Reputation: 309
Having terrible problems with the below query crippling performance of a script, with it often taking 10-30 seconds to complete. Wondering if anyone might have any optimization advice, specific or general is fine--I'm no querysmith.
Tinkering with types and indexes as well as the query itself is certainly doable.
SELECT DISTINCT t1.column_1, t1.column_2
FROM TABLE_1 AS t1
LEFT JOIN TABLE_1 AS t2
ON t1.column_1 = t2.column_1
AND t1.column_3 = t2.column_3
AND t2.int_value = 1
AND t2.column_4 = 'test_string_1'
WHERE t1.column_5 = 'text_string_2';
Size of TABLE_1 ~ 6 million rows
Structure of TABLE_1:
+--------------+--------------+------+-----+-------------------+-----------------------------+
| Field | Type | Null | Key | Default | Extra |
+--------------+--------------+------+-----+-------------------+-----------------------------+
| id | int(11) | NO | PRI | NULL | auto_increment |
| column_1 | bigint(12) | YES | MUL | NULL | |
| column_4 | varchar(100) | YES | MUL | NULL | |
| column_5 | varchar(140) | YES | | NULL | |
| column_2 | varchar(15) | YES | MUL | NULL | |
| int_value | int(1) | YES | MUL | NULL | |
| last_updated | timestamp | NO | MUL | CURRENT_TIMESTAMP | on update CURRENT_TIMESTAMP |
+--------------+--------------+------+-----+-------------------+-----------------------------+
Upvotes: 0
Views: 50
Reputation: 1269773
For this query, you want the correct indexes:
SELECT DISTINCT t1.column_1, t1.column_2
FROM TABLE_1 AS t1 LEFT JOIN
TABLE_1 AS t2
ON t1.column_1 = t2.column_1 AND
t1.column_3 = t2.column_3 AND
t2.int_value = 1 AND
t2.column_4 = 'test_string_1'
WHERE t1.column_5 = 'text_string_2';
As written, this would be: TABLE_1(column_5, column_1, column3, column_2)

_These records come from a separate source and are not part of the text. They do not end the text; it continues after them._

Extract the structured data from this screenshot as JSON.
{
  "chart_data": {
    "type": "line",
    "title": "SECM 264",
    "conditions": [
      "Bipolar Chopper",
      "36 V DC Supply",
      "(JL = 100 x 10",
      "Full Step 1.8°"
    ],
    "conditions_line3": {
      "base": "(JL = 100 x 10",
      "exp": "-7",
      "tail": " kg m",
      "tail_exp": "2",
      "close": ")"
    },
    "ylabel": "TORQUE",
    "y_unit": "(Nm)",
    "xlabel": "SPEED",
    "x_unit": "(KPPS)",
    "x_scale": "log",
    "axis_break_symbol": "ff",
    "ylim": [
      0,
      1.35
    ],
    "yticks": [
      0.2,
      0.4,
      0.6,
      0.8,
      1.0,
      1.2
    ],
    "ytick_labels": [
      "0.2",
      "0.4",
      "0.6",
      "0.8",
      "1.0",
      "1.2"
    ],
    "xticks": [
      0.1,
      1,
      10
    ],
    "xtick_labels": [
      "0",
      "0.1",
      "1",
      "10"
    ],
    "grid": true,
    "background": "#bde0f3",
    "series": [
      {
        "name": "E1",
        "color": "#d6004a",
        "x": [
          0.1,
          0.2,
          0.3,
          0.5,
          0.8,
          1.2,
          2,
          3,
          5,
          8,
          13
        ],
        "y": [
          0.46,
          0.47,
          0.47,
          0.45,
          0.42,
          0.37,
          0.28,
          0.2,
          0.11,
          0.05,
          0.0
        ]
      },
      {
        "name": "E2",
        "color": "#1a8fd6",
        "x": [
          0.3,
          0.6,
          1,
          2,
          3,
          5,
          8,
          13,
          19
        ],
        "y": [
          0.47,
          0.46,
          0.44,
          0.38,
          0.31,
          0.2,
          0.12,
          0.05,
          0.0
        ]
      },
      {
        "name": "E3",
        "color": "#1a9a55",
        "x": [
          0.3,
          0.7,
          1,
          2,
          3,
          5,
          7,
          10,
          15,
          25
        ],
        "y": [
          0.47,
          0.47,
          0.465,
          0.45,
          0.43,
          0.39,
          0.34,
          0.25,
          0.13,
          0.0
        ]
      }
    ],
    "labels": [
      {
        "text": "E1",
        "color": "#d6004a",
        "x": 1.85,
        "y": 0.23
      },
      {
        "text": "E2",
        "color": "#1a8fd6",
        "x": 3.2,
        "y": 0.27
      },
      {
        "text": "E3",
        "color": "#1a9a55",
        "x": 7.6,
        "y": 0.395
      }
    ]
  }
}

and TABLE_2(column_1, column_3, int_value, column_4)
.
However, I think the query can be greatly simplified. A LEFT JOIN
keeps all rows in the first table, regardless of whether or not the conditions match. The WHERE
condition is only on the first table and the columns are only from the first table, so the query should be equivalent to:
SELECT DISTINCT t1.column_1, t1.column_2
FROM TABLE_1 AS t1
WHERE t1.column_5 = 'text_string_2';
It is possible that the DISTINCT
is not necessary. But the best index for this simplified version is TABLE_1(column_5, column_1, column_2)
.
Note: If you made a mistake in writing the query in the question, please ask another question instead of invalidating this answer.
Upvotes: 1
Reputation: 27
Get rid of the DISTINCT and try the HAVING statement: maybe this will be faster:
SELECT t1.column_1, t1.column_2
FROM TABLE_1 AS t1
LEFT JOIN TABLE_1 AS t2
ON t1.column_1 = t2.column_1
AND t1.column_3 = t2.column_3
HAVING t1.column_5 = 'text_string_2' AND t2.column_4 = 'test_string_1' AND t2.int_value = 1 ;
Upvotes: 0